Thursday, July 31, 2014
J Street?
Contentions
Gaza Fighting Proves J Street’s Irrelevance
Jonathan S. Tobin | @tobincommentary
07.30.2014 - 6:35 PM
Pity poor J Street. As Israelis seek to defend themselves against Hamas rockets and terrorist tunnels, the left-wing lobby finds itself in a tough spot. Its flagging bid for mainstream support has caused it to try and craft a low-key position of support for Israeli self-defense. But that nuanced stance is causing many of J Street’s supporters to abandon the organization for those groups that take sides against Israel.
As the Forward noted today, J Street has tried not to repeat the mistake it made in 2008 when the group publicly opposed Israel’s efforts to suppress Hamas rocket fire during Operation Cast Lead. The position was very much in character with J Street’s ideology that sees Israel as the obstacle to peace rather than the Palestinian refusal to recognize a Jewish state no matter where its borders would be drawn. But the group that at that time harbored an ambition to replace AIPAC as the voice of the pro-Israel community learned its lesson after it was condemned for this outrageous decision by a wide spectrum of American Jews, including many liberal leaders. During subsequent crises J Street has avoided open condemnations of Israeli actions while still failing to play the sort of role in mobilizing support for an embattled Jewish state that other more mainstream groups take as a matter of course.

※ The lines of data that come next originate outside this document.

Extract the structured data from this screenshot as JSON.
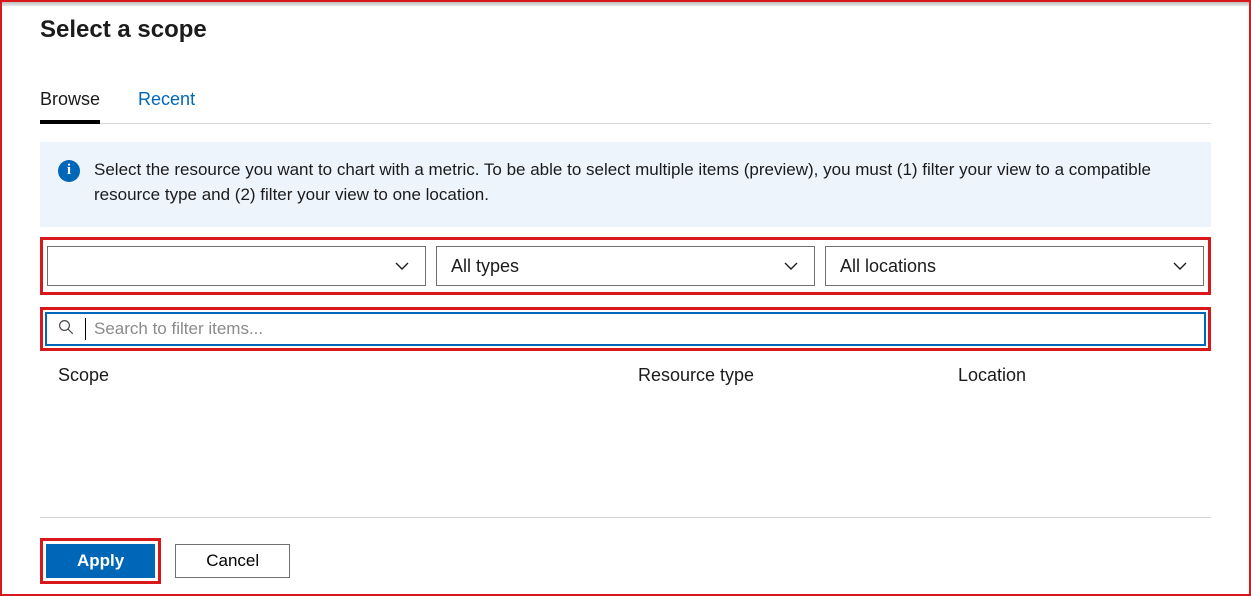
{
  "title": "Select a scope",
  "tabs": {
    "browse": "Browse",
    "recent": "Recent"
  },
  "info": {
    "text": "Select the resource you want to chart with a metric. To be able to select multiple items (preview), you must (1) filter your view to a compatible resource type and (2) filter your view to one location."
  },
  "filters": {
    "subscription": {
      "value": ""
    },
    "type": {
      "value": "All types"
    },
    "location": {
      "value": "All locations"
    }
  },
  "search": {
    "placeholder": "Search to filter items..."
  },
  "columns": {
    "scope": "Scope",
    "resource_type": "Resource type",
    "location": "Location"
  },
  "buttons": {
    "apply": "Apply",
    "cancel": "Cancel"
  },
  "colors": {
    "accent": "#0067b8",
    "callout": "#d8181a"
  }
}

As Alan Dershowitz wrote in the Jerusalem Post last week, J Street refused to take part in a communal pro-Israel rally organized by the Boston Jewish federation. Nor did J Street chose to co-sponsor a similar rally in New York. He said these actions sounded the “death knell for J Street” as a group that sought to be considered as part of the pro-Israel community. But the irony is that sort of moral cowardice isn’t enough for many, if not most J Street supporters who are uncomfortable with the way the group has sought to neither condemn nor fully support Israel’s campaign in Gaza.
As the Forward reported, even as J Street avoided being seen at pro-Israel rallies, their members are playing a prominent role in organizing protests against the Jewish state. Many have joined #ifnotnow, a new ad hoc group dedicated to opposing Israel’s actions in Gaza.
Even worse for J Street is the trend that was also discussed in a separate Forward article which reported that many of the group’s adherents are leaving it to join the openly anti-Zionist Jewish Voices for Peace. That group, which serves as the Jewish front for BDS—boycott, divest, sanction—campaigns against Israel is profiting from the situation since many on the left prefer its unadulterated venom directed against the Jewish state to J Street’s more equivocal positions.
While no one should be shedding any tears about J Street’s dilemma, their troubles do illustrate a key point about the ongoing battle to defend Israel.
J Street came into existence in part as a cheering section for Obama administration pressure against Israel. But it was also a manifestation of the old left-right debate in Israel and the United States between those who supported “land for peace” as the solution to the conflict with the Palestinians and those who opposed the idea. J Street’s belief that Israel needed to take risks for peace might have made sense in 1992 before Oslo, the second intifada, and three Palestinian refusals of Israeli offers of statehood. But after 20 years during which Israel has traded land not for peace but for terror, J Street’s positions aren’t so much wrong as they are irrelevant. That’s why Israel’s political left that once dominated the country’s politics is now marginalized and rejected by an electorate that backs the Netanyahu government’s actions in Gaza by a 9-1 margin.
The real battle for Israel now isn’t the old one about where its borders should be placed or whether settlements are good or bad but whether there should be a Jewish state or if it has a right to defend itself. In that struggle, J Street’s tepid Zionism doesn’t resonate with the mainstream community and is of little interest to leftists who prefer open-Israel bashers like JVP.
J Street once thought it would become the main address for Jewish activism. But recent events have shown that J Street’s moment has passed. Those who wish to support Israel in its life and death struggle against Hamas terrorists who seek its destruction will always gravitate toward groups that don’t pull their punches when it comes to defending the Jewish state. At the same time, J Street’s base on the left is following celebrity Israel-bashers and abandoning it to join with those who are playing into Hamas’s hands by claiming it is wrong to shoot back at the terrorists. In this environment, organizations that won’t take a clear side in this fight will soon find themselves historical relics of a bygone era that will never return.